We need to set aside our self-righteous indignation with respect to AIG (NYSE:AIG) paying bonuses for a moment.

We are concerned with what could be viewed as the House of Representatives attempting to set aside our Constitution with its proposed ex post facto "after the fact" bill.

For a Democratic-led House HR1586 to have approved by a 328-93 vote ("yes" votes were 243 Democrats and 85 Republicans, with 6 Democrats and 87 Republicans opposed) to impose a 90% "punishment tax" on bonuses given to employees with family incomes above $250,000 at AIG (and other companies that received at least $5.0 billion in government bailout money) cheapens our entire political and judicial systems.

We are only as trustworthy as our word. If individuals in a Presidential administration or a legislator by design or by omission did not put a caveat into the Troubled Assets Relief Program (TARP) to curtail or eliminate such bonuses, then we as a society have given up the right to make changes after the fact.

Now, what we would contend is that Mr. Liddy did have a bit of a moral obligation as Chairman. We think it should have gone something like this for everyone expecting a $1.0 million or higher bonus in the division responsible:

Mr. Liddy says, "We intend to pay you a bonus, however it will be in stock and based on the December 31, 2007 close of $57.14 per share that would start you out at 17,501 shares.

"However, the shares of AIG decreased to $1.57 per share or 97.2% as of December 31, 2008 compared to 33.8% compression in the Dow. As such, your division was responsible for the excess decline in the shares of our company and facilitated the need for government intervention for our survival.

"But to be fair, we are reducing the shares you are entitled to by only half of the excess decline or 31.7%, which would yield 13,159 shares. Now, do you want the shares or a payout at the March 12, 2009 close of $0.41 per share, or $5,395 pre-tax?"

We suspect no one would have complained.

Now, if the employees and management of the notorious division would have accepted the shares, they would have been more likely to stay on to correct the problems they created. And suppose that over the next 5 years the shares increased in value to the December 31, 2007 level of $57.14 per share. The employees in question would reach approximately 751,900 tax-free, or approximately 20% more than what could have been received if they are able to keep their original bonus.

We remain less concerned for the bonuses paid at AIG, as they were contractual. We continue to take exception to the bonuses doled out by Mr. Thain, the former CEO of Merrill Lynch, which was paid out after receiving government aid and being acquired by Bank of America Corp. (NYSE:BAC). Clearly these payments fall under ex post facto, and should be given back.

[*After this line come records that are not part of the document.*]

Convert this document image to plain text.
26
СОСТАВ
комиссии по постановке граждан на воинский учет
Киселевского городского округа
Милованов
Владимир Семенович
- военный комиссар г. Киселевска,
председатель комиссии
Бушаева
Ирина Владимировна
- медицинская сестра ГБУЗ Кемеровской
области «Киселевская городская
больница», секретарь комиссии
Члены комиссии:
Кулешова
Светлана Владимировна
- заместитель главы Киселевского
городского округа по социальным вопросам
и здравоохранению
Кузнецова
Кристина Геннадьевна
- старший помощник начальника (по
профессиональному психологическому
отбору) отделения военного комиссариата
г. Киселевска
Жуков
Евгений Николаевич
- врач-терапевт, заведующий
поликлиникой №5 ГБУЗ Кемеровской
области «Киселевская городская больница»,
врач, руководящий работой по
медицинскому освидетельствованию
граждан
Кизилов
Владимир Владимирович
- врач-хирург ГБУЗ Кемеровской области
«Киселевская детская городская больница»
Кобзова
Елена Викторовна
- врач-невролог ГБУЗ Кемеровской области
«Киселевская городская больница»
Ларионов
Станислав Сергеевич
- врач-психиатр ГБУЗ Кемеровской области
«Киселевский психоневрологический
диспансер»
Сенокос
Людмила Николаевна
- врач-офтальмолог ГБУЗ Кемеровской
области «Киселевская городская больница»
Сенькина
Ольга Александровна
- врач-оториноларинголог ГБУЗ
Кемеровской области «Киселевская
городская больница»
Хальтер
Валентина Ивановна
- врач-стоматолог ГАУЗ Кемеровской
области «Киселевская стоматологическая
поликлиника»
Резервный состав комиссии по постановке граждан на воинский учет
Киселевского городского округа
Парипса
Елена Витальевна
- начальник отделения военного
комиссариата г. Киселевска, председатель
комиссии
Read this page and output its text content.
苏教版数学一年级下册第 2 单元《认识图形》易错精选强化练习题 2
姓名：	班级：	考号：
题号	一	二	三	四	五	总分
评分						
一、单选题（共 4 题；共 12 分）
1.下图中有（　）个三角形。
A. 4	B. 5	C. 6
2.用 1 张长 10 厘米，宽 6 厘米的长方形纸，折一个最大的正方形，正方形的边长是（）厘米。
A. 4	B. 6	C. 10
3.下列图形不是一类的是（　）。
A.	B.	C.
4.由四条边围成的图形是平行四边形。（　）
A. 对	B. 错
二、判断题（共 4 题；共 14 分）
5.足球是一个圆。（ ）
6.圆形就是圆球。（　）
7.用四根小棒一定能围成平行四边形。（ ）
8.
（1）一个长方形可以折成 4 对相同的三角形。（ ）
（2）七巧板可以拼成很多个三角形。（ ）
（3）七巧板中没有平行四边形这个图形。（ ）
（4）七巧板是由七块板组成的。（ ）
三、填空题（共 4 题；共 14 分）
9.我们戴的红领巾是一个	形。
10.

We need to remember that on our way to making AIG -- and by extension its employees -- one of the poster children for this economic downcycle, AIG is not the only company at fault.

Moreover, even though AIG made mistakes in its underwriting of the risk (insurance companies do that from time to time), the U.S. government was able to use the company as a backdoor tool to prop up the banking system in the U.S. This has potentially staved off an even more significant decline in the market if financial institutions and municipalities would have been forced to shutter their respective doors.